PA Research Foundation
- Founded: 1984
- Type: Non for Profit, Medical Research Foundation
- Focus: Raising funds for medical research
- Location: Brisbane, Queensland, Australia;
- Website: www.pafoundation.org.au

= PA Research Foundation =

Australian non-profit organization

The PA Research Foundation (PARF) is an Australian nonprofit organization that raises funds for lifesaving research to develop better diagnoses and treatments for some of Australia’s biggest health challenges.

The Foundation does not receive any financial support from the government and is funded solely through donations from corporate sponsors, community fundraising and groups, events, donations and bequests from individuals.

== History ==

The Foundation was established in 1984 to raise funds for health and medical research, which includes grants, medical trials and vital equipment at the Princess Alexandra Hospital, Queensland’s leading research hospital and largest clinical trials centre. Gardasil, the cervical cancer vaccine discovered by PA Research Foundation board member Professor Ian Frazer and the Brisbane Technique for liver transplantation are two significant achievements from the Princess Alexandra Hospital.

== Fundraising and community activities ==

The PA Research Foundation is involved in a variety of events which help generate and raise significant funds. For over 12 years, the Foundation held Australia's Biggest Duck Race for Cancer Research, a fundraising event which saw over 40,000 rubber ducks race along the Brisbane River to raise funds for cancer research. The event concluded in October 2018.

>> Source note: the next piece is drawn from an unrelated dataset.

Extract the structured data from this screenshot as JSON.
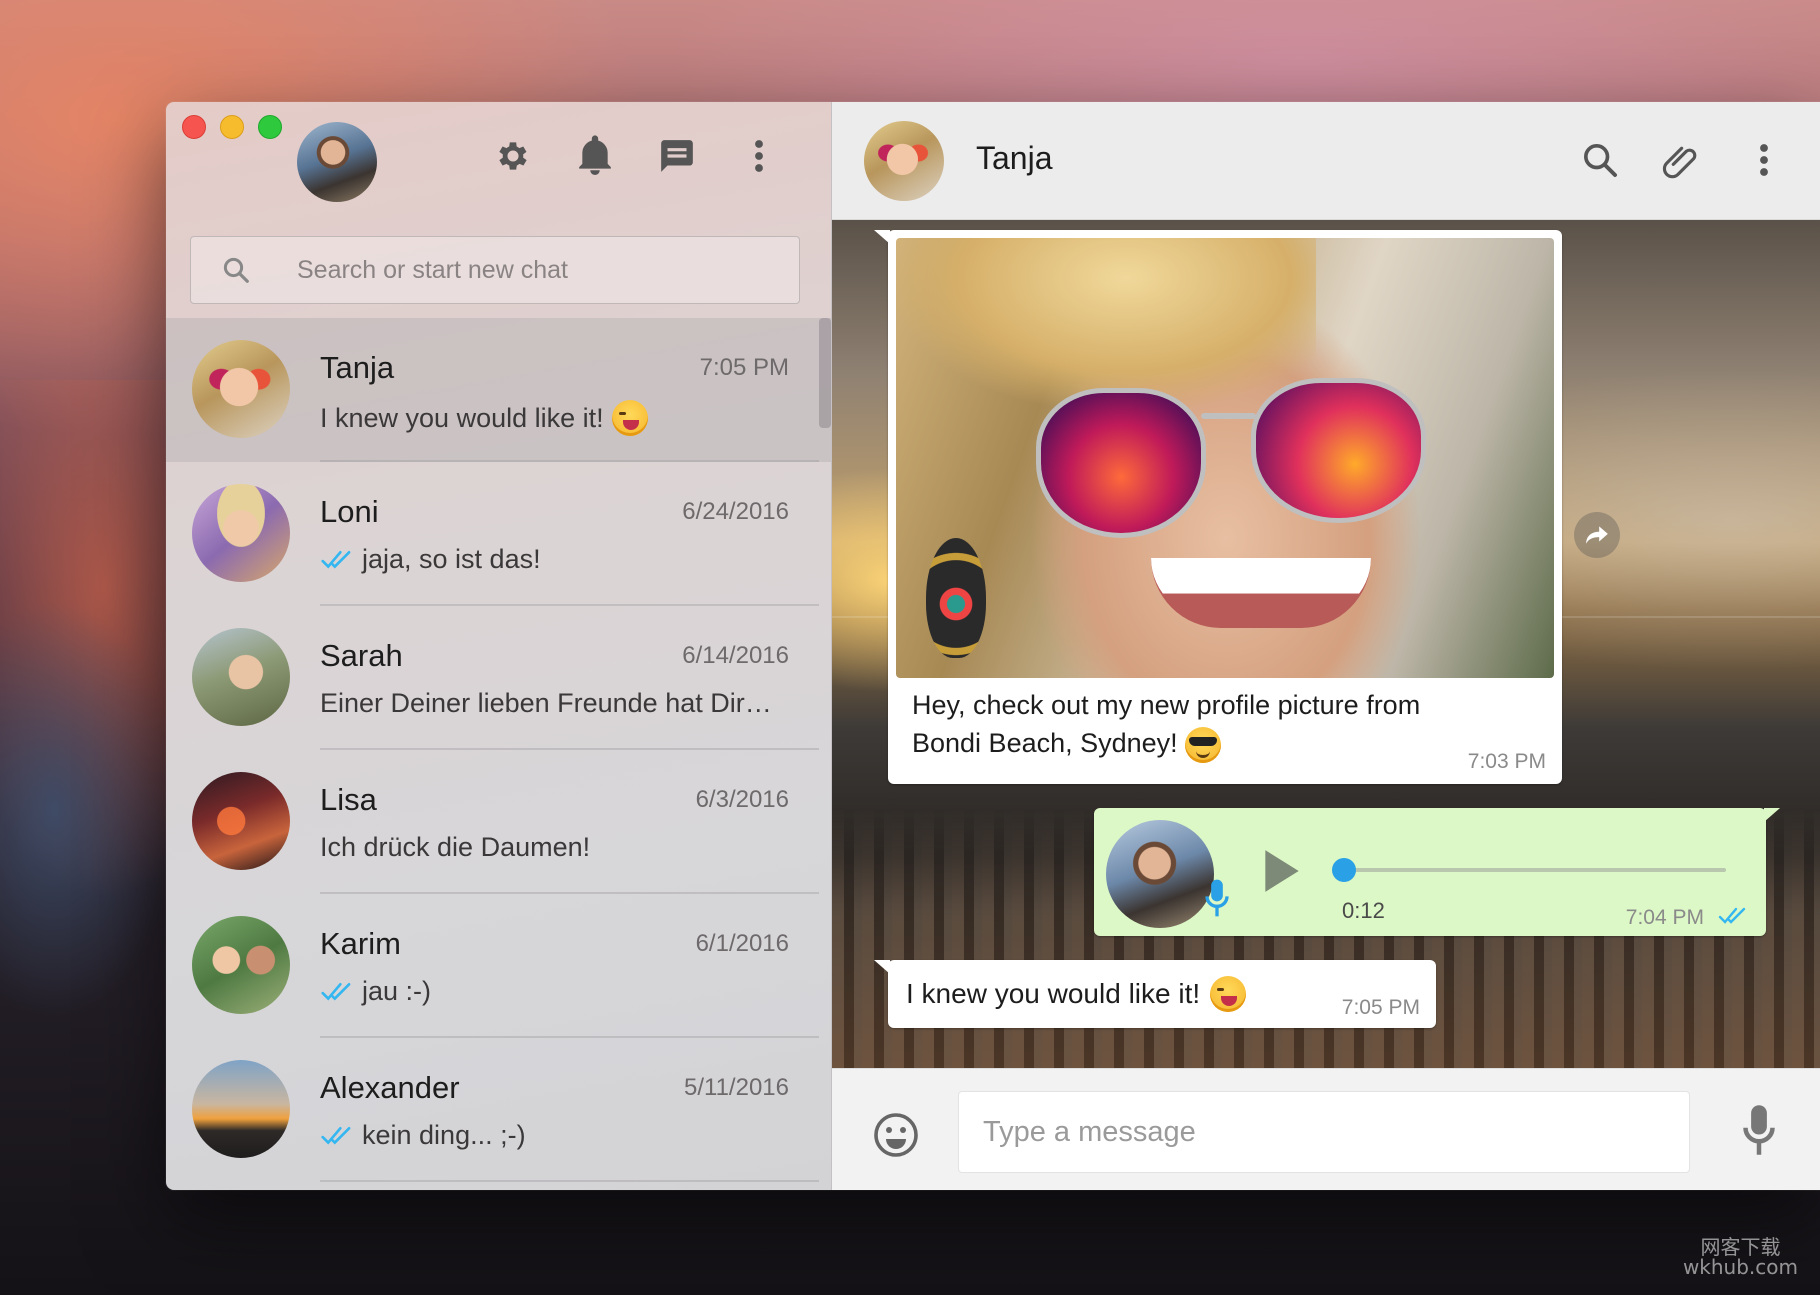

The Foundation also hosts The Smiddy Fun Run, an annual race around the PA Hospital Campus held every November in memory of Adam Smiddy, a PA Hospital Physiotherapist whose life was cut short after being diagnosed with melanoma at the age of 26.

In 2019, the Foundation revamped its Art Union Program introducing their Lucky Duck Lottery, with funds raised through ticket sales supporting life-saving cancer research at the PA Hospital Campus.

Team PARF, the Foundation's online fundraising platform, encourages members of the community to participate in fundraising events to run, swim, cycle your way to lifesaving medical research.

== Campaigns ==
The Foundation also holds campaigns in collaboration with corporate partners, including Australian Leisure and Hospitality Group (ALH), Aveo Group, Stellarossa, and Australian Venue Co (AVC).

ALH Group has raised funds for Project Pink since 2010, raising more than $2.5 million for breast cancer research at the PA Hospital Campus. Aveo Group have also championed Project Pink since 2016, with communities across Australia coming together to raise over $750,000 for breast cancer research. Stellarossa Stores around Queensland have also supported Project Pink, fundraising for breast cancer research since 2015.

MANDATE - the Foundation's Men's Health Campaign, runs in AVC venues annually around Australia throughout the months of June and July. 2020 will be the 9th year MANDATE will run in AVC venues to raise funds for prostate cancer research, having raised over $1 million to date through the partnership.

== Research grants ==
Each year, the Foundation funds research projects proposed by the clinicians, scientists and health professionals on the Princess Alexandra Hospital campus. The Foundation receives applications from health researchers on the campus which are then assessed by the Research Committee, an independent team of qualified medical professionals, and awarded based on merit and funds available. All research funded by the Foundation goes through a rigorous selection process to ensure it is of genuine scientific merit, and does not replicate any other research anywhere in the world.

The philosophy of awarding research grants is to:

- Support researchers and projects on the path to securing competitive funding.
- Attract new researchers to the campus.
- Provide assistance to new researchers in the early stage of their research career and,
- Promote the culture of collaboration and group work within the PA research environment.

Through the grants, the PA Research Foundation has been able to fund equipment, research fellowships and postgraduate scholarships, studies and provide project support that directly benefit research projects in areas such as cervical cancer, prostate cancer, skin cancer, leukaemia, breast cancer, heart disease, immunology, kidney disease, diabetes, liver disease, transplantation, and arthritis.